Своя ноша (Николаев) - страница 87

Слушая, я почему-то вспоминал творческую историю другого стихотворения Куба. Однажды мы были с ним на семинаре в Красноярске. По окончании семинара друзья-коллеги потащили нас на Столбы встречать восход солнца. На скалы забирались ночью — по каким-то щелям, по узеньким, не шире ладони, карнизам; внизу разверзлась черная пучина. Куба из-за его неповоротливости сразу же пришлось обвязать кушаком, концы которого взяли в руки самые бывалые столбисты; «поднимают, как бочкотару», — успел пошутить он и в тот же миг сорвался с карниза и повис на кушаке над пропастью; его вытащили, а дальше была небольшая площадка, и он лег на нее, обхватил во весь размах руками, словно боялся — сдует, и несколько раз повторил: «Нет, нет и нет», а когда мы стали уговаривать его идти выше, он и слушать не хотел. На вершину скалы мы забрались без Куба. Далеко внизу рассыпались огни города — колебались, мерцали, подмигивали; вдруг из этой россыпи огней выпорхнули две искорки — красная и зеленая и полетели прямо на нас, потом в небе мы услышали гул моторов и догадались — самолет. А на востоке засветлело. Проступили облака, бесцветные, пепелистые, но уже через минуту они стали синими, потом нежно-зелеными, зелеными, розовыми и, наконец, вспыхнули алым пламенем. Из-за горизонта появился краешек солнца; он рос, рос, и вот уже солнце во весь свой лик озарило нашу вершину; а внизу был еще ночной мрак, но через некоторое время и там он стал шаг за шагом отступать: прижимался к земле, прятался меж деревьев, кустов; на наших глазах происходила извечная борьба света и тьмы. Исход борьбы был предрешен, но зрелище все равно захватывало… Потом мы спустили Куба. Почувствовав под ногами мягкую, в сосновых иголках землю, он снова повеселел и попросил меня послушать стихотворение, придуманное там, на камне… «Он не дошел и лег на камень…», предался горестным размышлениям: до вершины несколько шагов, а «он» струсил, а вершина небольшая, впереди в жизни будут куда значительнее, круче, неужели «он» и перед ними вот так же спасует… И «он» встает и единым духом одолевает последние метры.

Я ничего не сказал тогда Кубу, про себя подумал: подымись он в самом деле на вершину, наверняка написал бы что-нибудь стоящее.

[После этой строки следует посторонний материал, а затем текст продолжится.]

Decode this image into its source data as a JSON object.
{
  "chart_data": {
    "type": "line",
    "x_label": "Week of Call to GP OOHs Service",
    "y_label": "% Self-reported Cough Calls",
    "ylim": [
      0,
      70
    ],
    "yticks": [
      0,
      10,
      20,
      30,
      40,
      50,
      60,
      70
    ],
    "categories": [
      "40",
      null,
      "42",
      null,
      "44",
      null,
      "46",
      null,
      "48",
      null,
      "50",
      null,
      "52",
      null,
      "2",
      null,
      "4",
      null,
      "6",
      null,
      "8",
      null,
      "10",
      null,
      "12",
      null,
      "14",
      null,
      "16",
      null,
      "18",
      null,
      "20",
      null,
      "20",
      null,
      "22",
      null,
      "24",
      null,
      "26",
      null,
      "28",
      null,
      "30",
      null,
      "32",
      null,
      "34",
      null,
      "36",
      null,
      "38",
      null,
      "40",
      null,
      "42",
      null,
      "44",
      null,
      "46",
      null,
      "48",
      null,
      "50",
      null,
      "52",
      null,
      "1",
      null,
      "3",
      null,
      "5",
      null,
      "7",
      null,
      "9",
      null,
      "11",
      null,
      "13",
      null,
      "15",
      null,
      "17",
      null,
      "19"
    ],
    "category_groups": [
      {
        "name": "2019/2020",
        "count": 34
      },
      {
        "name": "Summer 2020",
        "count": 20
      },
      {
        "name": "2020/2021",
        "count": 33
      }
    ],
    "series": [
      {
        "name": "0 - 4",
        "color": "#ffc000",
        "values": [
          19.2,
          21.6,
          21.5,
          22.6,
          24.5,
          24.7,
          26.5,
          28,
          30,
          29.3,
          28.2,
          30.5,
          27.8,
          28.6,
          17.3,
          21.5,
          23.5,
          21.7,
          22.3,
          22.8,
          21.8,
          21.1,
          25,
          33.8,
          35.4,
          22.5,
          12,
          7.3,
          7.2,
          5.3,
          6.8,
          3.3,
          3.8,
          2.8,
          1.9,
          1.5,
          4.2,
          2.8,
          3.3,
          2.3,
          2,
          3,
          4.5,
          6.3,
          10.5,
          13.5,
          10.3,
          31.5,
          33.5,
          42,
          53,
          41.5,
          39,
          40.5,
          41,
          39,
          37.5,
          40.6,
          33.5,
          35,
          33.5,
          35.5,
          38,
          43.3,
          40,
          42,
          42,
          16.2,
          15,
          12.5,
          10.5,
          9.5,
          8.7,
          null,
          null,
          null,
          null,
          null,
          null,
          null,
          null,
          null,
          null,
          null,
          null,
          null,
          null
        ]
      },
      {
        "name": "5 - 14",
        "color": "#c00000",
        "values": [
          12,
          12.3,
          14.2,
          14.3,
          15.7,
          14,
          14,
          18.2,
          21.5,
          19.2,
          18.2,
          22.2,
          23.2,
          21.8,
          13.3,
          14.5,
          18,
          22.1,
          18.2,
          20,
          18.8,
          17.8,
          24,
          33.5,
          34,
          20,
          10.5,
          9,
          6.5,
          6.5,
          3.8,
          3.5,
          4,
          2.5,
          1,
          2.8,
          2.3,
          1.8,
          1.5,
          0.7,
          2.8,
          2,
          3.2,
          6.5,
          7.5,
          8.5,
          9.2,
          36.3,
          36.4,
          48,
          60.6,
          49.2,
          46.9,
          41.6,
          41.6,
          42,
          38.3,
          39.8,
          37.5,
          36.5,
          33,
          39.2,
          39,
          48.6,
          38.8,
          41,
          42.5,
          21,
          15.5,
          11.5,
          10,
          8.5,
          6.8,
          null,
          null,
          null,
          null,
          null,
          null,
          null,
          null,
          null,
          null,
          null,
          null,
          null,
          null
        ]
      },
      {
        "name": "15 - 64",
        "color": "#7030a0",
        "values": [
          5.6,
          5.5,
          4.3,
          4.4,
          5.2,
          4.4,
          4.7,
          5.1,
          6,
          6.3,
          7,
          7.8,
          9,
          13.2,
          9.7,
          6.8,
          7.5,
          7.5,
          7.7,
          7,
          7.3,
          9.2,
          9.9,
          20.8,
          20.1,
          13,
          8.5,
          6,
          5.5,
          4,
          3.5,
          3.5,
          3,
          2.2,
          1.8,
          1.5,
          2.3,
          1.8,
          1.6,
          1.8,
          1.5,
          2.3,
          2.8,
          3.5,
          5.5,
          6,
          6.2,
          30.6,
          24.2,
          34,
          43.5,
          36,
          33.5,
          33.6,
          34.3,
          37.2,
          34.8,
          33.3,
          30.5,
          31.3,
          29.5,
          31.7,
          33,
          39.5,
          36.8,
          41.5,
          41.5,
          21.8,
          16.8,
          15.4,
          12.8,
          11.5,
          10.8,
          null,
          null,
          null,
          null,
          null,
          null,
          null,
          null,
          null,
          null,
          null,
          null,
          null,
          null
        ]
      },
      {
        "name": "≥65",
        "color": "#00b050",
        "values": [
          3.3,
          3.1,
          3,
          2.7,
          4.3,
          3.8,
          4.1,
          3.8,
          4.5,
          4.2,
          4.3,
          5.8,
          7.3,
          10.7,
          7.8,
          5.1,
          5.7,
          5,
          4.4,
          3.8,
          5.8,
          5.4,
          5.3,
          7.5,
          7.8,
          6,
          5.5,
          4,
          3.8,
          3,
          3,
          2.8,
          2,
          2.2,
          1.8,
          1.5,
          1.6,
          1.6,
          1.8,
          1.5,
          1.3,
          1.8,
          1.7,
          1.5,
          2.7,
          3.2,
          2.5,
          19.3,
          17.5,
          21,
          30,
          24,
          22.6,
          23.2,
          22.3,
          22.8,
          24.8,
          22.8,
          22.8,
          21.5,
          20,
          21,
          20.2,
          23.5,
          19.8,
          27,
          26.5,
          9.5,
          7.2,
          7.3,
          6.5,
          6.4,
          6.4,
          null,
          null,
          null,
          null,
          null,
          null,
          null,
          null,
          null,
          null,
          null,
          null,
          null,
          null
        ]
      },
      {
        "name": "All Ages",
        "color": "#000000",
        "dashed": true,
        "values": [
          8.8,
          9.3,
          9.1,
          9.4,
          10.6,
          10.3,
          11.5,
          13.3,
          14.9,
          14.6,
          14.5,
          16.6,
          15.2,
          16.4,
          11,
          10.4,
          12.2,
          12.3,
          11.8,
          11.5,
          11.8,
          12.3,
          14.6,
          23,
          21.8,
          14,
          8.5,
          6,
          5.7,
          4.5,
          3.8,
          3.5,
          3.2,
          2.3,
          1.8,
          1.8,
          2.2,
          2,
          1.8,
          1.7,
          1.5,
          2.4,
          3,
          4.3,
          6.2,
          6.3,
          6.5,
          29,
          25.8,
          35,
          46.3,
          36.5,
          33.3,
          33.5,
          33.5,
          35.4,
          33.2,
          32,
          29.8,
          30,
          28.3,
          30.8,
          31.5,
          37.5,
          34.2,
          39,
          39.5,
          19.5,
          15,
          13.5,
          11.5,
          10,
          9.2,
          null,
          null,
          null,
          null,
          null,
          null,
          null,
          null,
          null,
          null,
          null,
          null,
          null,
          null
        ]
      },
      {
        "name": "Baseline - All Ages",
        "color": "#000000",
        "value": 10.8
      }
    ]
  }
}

И в новом стихотворении тоже было все здорово: «предательски любимые глаза», потрясенные преданностью героя, вдруг стали верными и нежными.

— Ну как? — спросил Куб, дочитав до конца.

— Опять одним духом взбежал на вершину.

— Да, да, — сконфуженно пробормотал Куб.

Он вытащил из кармана листок и принялся рвать его на мелкие кусочки.